STMIcroelectronics has launched a power management IC (PMIC) for multiple cores in its latest microprocessors.  

The STPMIC1 PMIC includes four DC-C buck converters, a boost DC-DC converter and six low-dropout regulators (LDOs) to power the single or dual Arm Cortex-A7 and Cortex-M4 cores, 3D graphics processing unit and rich digital and analogue peripherals in the ST32MP1 application processors.

As well as saving board space and BOM cost compared to arranging the same number of power rails using discrete components, the PMIC also provides power-rail monitoring and protection, handles power-up/down sequencing, and meets the ST32MP1 accuracy and settling-time specifications.

THis has allowed ST partner Octavo Systems to use the STM32MP1 and STPMIC1 to create the OSD32MP1x family of microprocessor system-in-package (SiP) devices, which occupy a footprint up to 64 percent smaller than an equivalent system implemented with discrete components. “The STPMIC1 is the perfect power-manageent solution for the OSD32MP1x family of system-in-package devices. With a single power input and 14 output rails including a 5V boost, it provides all the power needed for the STM32MP1 microprocessor while still providing plenty of options to power the rest of the system giving our SiP, which is packed in a tiny 18mm x 18mm package, the flexibility to support a wide range of applications,” said Greg Sheridan, VP of Strategy at Octavo Systems.

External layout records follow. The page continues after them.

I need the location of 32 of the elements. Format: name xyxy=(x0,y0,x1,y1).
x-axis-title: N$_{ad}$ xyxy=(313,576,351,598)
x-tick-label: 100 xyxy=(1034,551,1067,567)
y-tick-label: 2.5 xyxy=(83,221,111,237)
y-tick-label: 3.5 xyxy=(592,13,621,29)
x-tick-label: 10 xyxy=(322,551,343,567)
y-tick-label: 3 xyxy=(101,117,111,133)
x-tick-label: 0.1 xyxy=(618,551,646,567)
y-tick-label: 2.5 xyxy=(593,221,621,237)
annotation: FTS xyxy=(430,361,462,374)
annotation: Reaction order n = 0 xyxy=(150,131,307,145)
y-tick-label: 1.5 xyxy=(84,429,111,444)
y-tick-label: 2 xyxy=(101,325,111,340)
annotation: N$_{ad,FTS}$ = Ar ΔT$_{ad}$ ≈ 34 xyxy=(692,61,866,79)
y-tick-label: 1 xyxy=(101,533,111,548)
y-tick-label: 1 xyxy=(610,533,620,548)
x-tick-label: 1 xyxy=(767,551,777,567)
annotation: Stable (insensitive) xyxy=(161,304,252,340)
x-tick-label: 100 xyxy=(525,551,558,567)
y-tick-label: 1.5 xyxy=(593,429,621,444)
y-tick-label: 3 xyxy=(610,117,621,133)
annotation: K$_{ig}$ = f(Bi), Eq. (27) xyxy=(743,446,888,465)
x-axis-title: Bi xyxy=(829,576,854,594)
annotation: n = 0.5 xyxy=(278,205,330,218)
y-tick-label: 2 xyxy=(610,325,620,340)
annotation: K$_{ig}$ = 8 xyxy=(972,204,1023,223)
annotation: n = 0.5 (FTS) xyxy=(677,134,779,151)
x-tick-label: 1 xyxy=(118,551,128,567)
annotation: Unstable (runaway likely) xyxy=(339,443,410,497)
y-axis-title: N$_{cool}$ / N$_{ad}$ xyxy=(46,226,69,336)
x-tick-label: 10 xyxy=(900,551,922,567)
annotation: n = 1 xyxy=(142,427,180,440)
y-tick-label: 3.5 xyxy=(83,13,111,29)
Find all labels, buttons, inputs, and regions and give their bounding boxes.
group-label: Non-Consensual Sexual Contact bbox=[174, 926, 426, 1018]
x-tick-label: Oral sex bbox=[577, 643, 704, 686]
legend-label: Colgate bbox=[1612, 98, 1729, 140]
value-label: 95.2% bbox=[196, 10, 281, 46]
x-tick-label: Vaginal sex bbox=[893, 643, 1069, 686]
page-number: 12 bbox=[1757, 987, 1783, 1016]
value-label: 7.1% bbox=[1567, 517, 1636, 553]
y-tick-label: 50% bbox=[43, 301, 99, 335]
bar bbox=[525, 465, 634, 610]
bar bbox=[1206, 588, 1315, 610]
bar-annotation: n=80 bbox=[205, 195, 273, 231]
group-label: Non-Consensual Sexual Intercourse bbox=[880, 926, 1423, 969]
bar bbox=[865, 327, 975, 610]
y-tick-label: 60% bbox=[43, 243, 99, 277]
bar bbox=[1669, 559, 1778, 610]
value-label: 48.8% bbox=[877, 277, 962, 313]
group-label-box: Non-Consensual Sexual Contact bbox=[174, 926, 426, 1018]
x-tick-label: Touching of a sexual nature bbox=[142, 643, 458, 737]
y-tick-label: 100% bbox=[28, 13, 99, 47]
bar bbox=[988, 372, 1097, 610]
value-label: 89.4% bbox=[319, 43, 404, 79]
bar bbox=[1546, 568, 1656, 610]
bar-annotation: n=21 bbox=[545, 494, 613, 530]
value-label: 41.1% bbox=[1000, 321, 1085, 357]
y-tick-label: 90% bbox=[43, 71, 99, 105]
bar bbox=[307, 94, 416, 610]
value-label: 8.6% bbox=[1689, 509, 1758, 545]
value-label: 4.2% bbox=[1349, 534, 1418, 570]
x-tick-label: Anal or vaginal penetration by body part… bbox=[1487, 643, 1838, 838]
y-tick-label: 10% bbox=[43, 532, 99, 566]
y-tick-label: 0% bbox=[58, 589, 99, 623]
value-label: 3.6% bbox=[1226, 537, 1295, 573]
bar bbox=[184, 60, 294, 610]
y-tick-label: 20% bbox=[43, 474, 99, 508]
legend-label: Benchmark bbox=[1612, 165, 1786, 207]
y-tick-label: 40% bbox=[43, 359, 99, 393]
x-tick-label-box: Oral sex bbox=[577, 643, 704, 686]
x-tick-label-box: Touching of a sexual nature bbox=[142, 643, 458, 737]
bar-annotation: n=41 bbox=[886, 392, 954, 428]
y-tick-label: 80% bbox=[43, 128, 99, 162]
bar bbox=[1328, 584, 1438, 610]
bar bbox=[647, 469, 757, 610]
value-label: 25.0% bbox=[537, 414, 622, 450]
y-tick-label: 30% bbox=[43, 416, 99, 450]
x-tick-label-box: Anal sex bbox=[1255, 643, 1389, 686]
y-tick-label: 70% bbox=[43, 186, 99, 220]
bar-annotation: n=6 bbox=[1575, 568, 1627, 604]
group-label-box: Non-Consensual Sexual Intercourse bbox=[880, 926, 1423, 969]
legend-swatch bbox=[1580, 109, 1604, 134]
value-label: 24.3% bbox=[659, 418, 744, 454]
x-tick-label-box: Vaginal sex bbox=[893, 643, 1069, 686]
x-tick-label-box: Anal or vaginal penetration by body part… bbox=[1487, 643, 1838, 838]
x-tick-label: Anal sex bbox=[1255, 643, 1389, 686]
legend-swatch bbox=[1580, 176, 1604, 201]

In addition to supplying power rails for the microprocessor unit (MPU) and external system components, the STPMIC1 also provides a DDR memory reference voltage, a 500mA USB OTG power switch, and a general-purpose power switch. An I2C interface and additional pins allow the MPU to manage the PMIC.

The four buck converters in the PMIC are designed for fast transient response and precise output-voltage control to handle a wide range of operating conditions. A pulse-frequency modulation mode boosts energy efficiency at low loads. During normal operation, pulse-width modulation (PWM) synchronization minimizes electro-magnetic interference (EMI). The boost converter, with bypass-mode capability, can power up to two USB ports and ensures smooth regulation either when operating from a battery or low-cost 5V AC/DC adapter.

Among the six LDO channels, one is featured for DDR3 termination and can operate in bypass mode for low-power DDR, while another provides automatic source detection to power a USB PHY. The remaining four LDOs are general-purpose outputs.

An evaluation board, STEVAL-PMIC1K1, is also available, which simplifies prototyping with the STPMIC1. The board is easy to use, with pushbuttons and digital I/Os for triggering the PMIC features, and header connectors for accessing the regulators and switches. A USB dongle is also included for configuring the device registers.

The STPMIC1 is in production now and available in a 5mm x 6mm x 0.8mm WFQFN 44-lead package, priced from $1.70 for orders of 1000 pieces.